In this formula, log2 denotes the binary logarithm and 1 is inserted for splenomegaly, if the spleen is palpable or ≥12 cm in length (diameter) in any imaging and zero otherwise. To transform this score into a dichotomous classification rule (ET vs. pre-PMF) a cutoff equal to 0.438 is proposed, which leads to approximately equal sensitivity and specificity. Since this score of differential diagnosis is actually an estimated probability that the patient at hand is pre-PMF (in contrast to ET), a less technical criterion could also be considered, such as managing patients as pre-PMF if the estimated probability of being pre-PMF is at least, e.g., 30%. In such situations, BM biopsy should be requested in order to confirm this diagnosis. Note that the coefficients used in the above formula are shrunk (Supplementary Information) such that its application to cohorts different from ours is made possible.

Admittedly, this formula represents a rather abstract way to look at patient parameters in daily clinical practice. However, using it as a backbone for a web-application, the requested parameters could be entered into a simple interface, which returns a single outcome value (for an example of the application of this formula, see Supplementary Fig. 5).

Using coefficients of discrimination, the relative importance of each ingredient of our formula can be assessed. For all four variables used in the regression model (Hb, log of WBC, log of LDH and splenomegaly), we obtain a corrected coefficient of discrimination equal to 0.36. With a coefficient of discrimination equal to 0.26, LDH is by far the most important single predictor for discriminating pre-PMF from ET, followed by splenomegaly (0.11), Hb (0.07) and WBC (0.06).

These parameters were shown to significantly differ among pre-PMF and ET patients (Hb levels higher in ET than pre-PMF, WBC counts lower in ET than pre-PMF, LDH levels lower in ET than pre-PMF and incidences of palpable splenomegaly lower in ET than pre-PMF)6, 11. Our model-based approach, which utilizes exactly those parameters, produces a prediction for all cases of a dataset at hand rather than only sorting them into predetermined categories. In addition, this study demonstrates that a risk score formula based on statistical modeling is able to exploit the information contained in the same predictor variables in a more efficient way.

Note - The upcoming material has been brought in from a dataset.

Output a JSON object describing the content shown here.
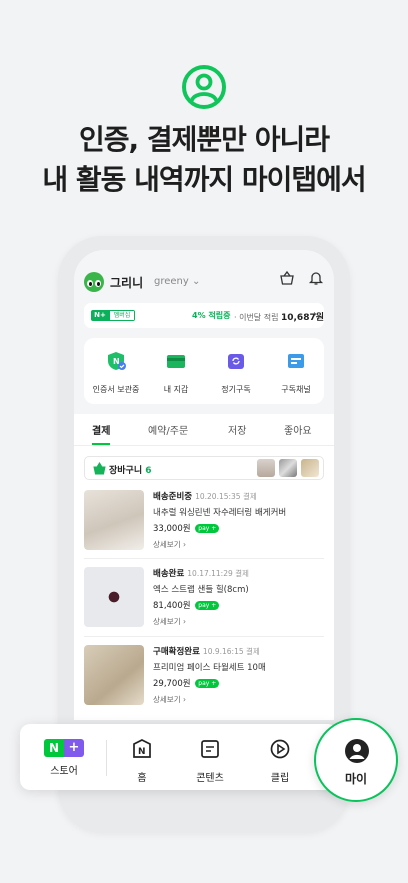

In conclusion, although, according to the WHO criteria, BM biopsy examination persists to remain an integral part of the final diagnosis, laboratory parameters at presentation may provide clinicians with additional information to suspect pre-PMF in a patient with a presumptive clinical diagnosis of ET. However, in this context it should be underscored that our formula and the proposed cut-off for the resulting score need to be externally validated in other large cohorts of thrombocythemic MPNs patients as well as in prospective clinical trials.